Recently I had one of those "Ah-Ha" moments in my life while on a trip to the hill country in Texas with my lady friend. I realized that if I have a more German style of BBQ which consists of a dry cooking method and the BBQ is served with a vinegar sauce then I am practically eating zero carbs and if I limit myself to one serving of quality cobbler than it is actually simple to have a steady 150 blood sugar after eating and keeping them there for the next day.
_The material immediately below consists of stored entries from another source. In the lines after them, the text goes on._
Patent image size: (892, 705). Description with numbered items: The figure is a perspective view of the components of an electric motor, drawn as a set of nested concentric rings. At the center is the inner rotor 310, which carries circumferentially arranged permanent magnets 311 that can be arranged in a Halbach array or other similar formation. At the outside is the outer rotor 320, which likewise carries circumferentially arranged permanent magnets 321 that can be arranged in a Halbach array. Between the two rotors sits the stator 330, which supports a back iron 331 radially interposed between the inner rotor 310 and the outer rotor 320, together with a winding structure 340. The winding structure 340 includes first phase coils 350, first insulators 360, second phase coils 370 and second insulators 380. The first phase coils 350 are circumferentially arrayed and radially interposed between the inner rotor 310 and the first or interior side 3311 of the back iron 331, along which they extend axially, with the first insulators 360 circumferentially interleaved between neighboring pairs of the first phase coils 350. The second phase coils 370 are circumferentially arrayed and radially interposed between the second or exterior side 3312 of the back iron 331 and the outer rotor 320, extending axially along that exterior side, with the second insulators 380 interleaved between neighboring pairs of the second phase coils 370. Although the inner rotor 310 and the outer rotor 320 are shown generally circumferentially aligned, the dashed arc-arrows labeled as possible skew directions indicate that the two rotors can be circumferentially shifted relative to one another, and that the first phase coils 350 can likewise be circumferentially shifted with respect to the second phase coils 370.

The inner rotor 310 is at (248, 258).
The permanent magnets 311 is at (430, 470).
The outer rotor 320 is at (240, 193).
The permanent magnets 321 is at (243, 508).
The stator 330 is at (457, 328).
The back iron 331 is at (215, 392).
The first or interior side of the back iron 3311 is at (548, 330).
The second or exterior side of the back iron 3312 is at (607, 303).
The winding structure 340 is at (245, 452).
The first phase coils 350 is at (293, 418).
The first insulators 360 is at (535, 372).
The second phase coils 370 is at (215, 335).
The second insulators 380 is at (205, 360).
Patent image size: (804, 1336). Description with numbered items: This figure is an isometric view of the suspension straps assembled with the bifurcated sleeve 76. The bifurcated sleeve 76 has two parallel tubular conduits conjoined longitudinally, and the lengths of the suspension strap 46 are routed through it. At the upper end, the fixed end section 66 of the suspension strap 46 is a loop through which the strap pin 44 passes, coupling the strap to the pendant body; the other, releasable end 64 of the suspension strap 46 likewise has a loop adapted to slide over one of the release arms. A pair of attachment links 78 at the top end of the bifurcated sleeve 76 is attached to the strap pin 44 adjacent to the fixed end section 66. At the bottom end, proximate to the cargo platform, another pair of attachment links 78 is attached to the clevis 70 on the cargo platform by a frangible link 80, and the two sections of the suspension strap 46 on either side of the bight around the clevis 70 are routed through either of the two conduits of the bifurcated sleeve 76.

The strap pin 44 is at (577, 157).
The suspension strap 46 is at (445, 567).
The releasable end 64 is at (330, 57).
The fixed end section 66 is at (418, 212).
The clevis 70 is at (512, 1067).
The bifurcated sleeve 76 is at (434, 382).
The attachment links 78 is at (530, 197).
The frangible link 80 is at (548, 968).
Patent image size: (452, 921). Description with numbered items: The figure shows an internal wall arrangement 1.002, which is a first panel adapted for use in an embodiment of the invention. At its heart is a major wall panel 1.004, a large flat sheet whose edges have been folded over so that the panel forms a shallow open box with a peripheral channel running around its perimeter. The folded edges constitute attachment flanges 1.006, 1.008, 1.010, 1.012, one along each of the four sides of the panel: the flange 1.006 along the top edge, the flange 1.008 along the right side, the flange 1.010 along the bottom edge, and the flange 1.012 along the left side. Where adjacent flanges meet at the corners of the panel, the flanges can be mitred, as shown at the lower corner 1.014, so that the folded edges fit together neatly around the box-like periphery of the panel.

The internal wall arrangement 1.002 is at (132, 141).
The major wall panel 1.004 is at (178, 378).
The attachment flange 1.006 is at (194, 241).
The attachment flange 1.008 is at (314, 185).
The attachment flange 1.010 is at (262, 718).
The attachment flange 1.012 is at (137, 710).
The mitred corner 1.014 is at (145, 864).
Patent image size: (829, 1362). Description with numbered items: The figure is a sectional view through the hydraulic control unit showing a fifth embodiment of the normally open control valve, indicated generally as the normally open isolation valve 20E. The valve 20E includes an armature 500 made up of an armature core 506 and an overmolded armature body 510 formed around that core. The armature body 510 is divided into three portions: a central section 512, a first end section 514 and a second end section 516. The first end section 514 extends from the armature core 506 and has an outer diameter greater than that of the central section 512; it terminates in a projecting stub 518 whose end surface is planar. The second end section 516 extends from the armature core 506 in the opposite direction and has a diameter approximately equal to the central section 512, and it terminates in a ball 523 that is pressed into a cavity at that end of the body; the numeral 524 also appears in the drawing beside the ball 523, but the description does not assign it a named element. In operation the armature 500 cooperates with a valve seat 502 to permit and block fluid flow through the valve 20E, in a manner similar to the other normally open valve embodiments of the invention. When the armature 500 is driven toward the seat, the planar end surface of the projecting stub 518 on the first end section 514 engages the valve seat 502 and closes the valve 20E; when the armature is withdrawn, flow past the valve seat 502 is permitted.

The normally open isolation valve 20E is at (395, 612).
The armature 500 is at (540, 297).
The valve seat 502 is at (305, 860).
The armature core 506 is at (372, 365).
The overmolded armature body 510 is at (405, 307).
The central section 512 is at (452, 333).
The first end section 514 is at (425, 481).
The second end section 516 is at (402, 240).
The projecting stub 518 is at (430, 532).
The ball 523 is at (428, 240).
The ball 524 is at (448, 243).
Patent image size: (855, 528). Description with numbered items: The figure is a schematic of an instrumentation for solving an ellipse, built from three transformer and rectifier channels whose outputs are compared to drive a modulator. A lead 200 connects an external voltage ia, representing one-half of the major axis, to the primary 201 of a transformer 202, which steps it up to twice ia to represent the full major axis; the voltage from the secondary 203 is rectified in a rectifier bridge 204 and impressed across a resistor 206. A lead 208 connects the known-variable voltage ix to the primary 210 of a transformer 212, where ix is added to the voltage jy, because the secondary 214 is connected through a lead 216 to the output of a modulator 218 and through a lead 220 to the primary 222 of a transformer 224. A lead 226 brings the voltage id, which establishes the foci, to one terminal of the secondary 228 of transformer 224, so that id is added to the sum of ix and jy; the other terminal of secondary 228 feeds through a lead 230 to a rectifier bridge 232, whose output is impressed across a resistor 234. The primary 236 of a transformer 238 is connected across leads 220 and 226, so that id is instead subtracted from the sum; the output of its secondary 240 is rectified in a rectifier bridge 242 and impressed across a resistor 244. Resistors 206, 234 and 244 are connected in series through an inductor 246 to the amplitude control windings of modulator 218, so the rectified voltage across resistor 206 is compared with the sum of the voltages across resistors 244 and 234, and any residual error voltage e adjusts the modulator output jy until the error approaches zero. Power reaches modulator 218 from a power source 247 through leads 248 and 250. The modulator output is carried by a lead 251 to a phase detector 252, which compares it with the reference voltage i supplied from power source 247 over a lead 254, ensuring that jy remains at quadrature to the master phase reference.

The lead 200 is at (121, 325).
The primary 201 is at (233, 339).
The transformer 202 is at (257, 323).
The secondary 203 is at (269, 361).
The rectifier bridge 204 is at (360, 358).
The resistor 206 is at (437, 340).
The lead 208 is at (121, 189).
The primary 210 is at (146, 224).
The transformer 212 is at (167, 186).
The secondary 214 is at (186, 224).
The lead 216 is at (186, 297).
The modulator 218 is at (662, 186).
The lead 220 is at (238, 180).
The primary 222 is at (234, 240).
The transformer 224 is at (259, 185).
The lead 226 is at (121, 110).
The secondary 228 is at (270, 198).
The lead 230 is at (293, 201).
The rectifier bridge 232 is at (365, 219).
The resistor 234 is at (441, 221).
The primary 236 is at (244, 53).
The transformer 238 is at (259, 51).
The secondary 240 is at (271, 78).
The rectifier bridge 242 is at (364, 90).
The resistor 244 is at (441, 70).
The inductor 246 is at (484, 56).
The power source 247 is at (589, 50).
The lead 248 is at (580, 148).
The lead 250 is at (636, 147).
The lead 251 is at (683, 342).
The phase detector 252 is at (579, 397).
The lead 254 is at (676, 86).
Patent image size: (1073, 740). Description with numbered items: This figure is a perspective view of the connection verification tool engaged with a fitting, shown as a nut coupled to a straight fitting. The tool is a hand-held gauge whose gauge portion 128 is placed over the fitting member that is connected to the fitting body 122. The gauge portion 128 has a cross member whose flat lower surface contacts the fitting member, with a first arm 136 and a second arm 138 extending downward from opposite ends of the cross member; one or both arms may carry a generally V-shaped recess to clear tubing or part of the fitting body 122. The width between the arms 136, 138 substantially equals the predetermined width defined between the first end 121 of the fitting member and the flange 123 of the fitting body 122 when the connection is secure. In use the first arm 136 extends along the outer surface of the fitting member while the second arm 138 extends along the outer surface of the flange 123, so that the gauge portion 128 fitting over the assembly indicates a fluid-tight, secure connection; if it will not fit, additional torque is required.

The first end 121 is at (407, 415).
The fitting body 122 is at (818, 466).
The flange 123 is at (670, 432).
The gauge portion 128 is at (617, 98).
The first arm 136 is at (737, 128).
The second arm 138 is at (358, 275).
Last Saturday my lady friend and I attended a BBQ, grilling, outdoor cooking class where the world renowned chef Tim Byres taught us how to cook steaks and vegetables actually in a fire. Not on a grill, or in a smoker, but throwing them straight into the coals of the fire. We learned about making dry rubs and how cooking doesn't have to be a sanitized clean event all the time. I would say that this was the "Ah-Ha" door opening up even more where now we can grill more flavor with less carbs and with less fatty meats then just BBQ.
I know this seems like a lot of rambling from a less than perfect diabetic to those of you out there who are excellent at depriving yourself of certain foods, and can exercise multiple times a day and have an A1C below 5.0 but for those of us that like a healthy 7.0 on up A1C and enjoy living all of life to the fullest and not skipping out on any part of it and eating a variety of food, I hope you see that if we just change how we look at something we can make it work. Keeping an open mind and positive attitude towards the dark side of diabetes will put more victories in your life and obstacles will change into opportunities of fun.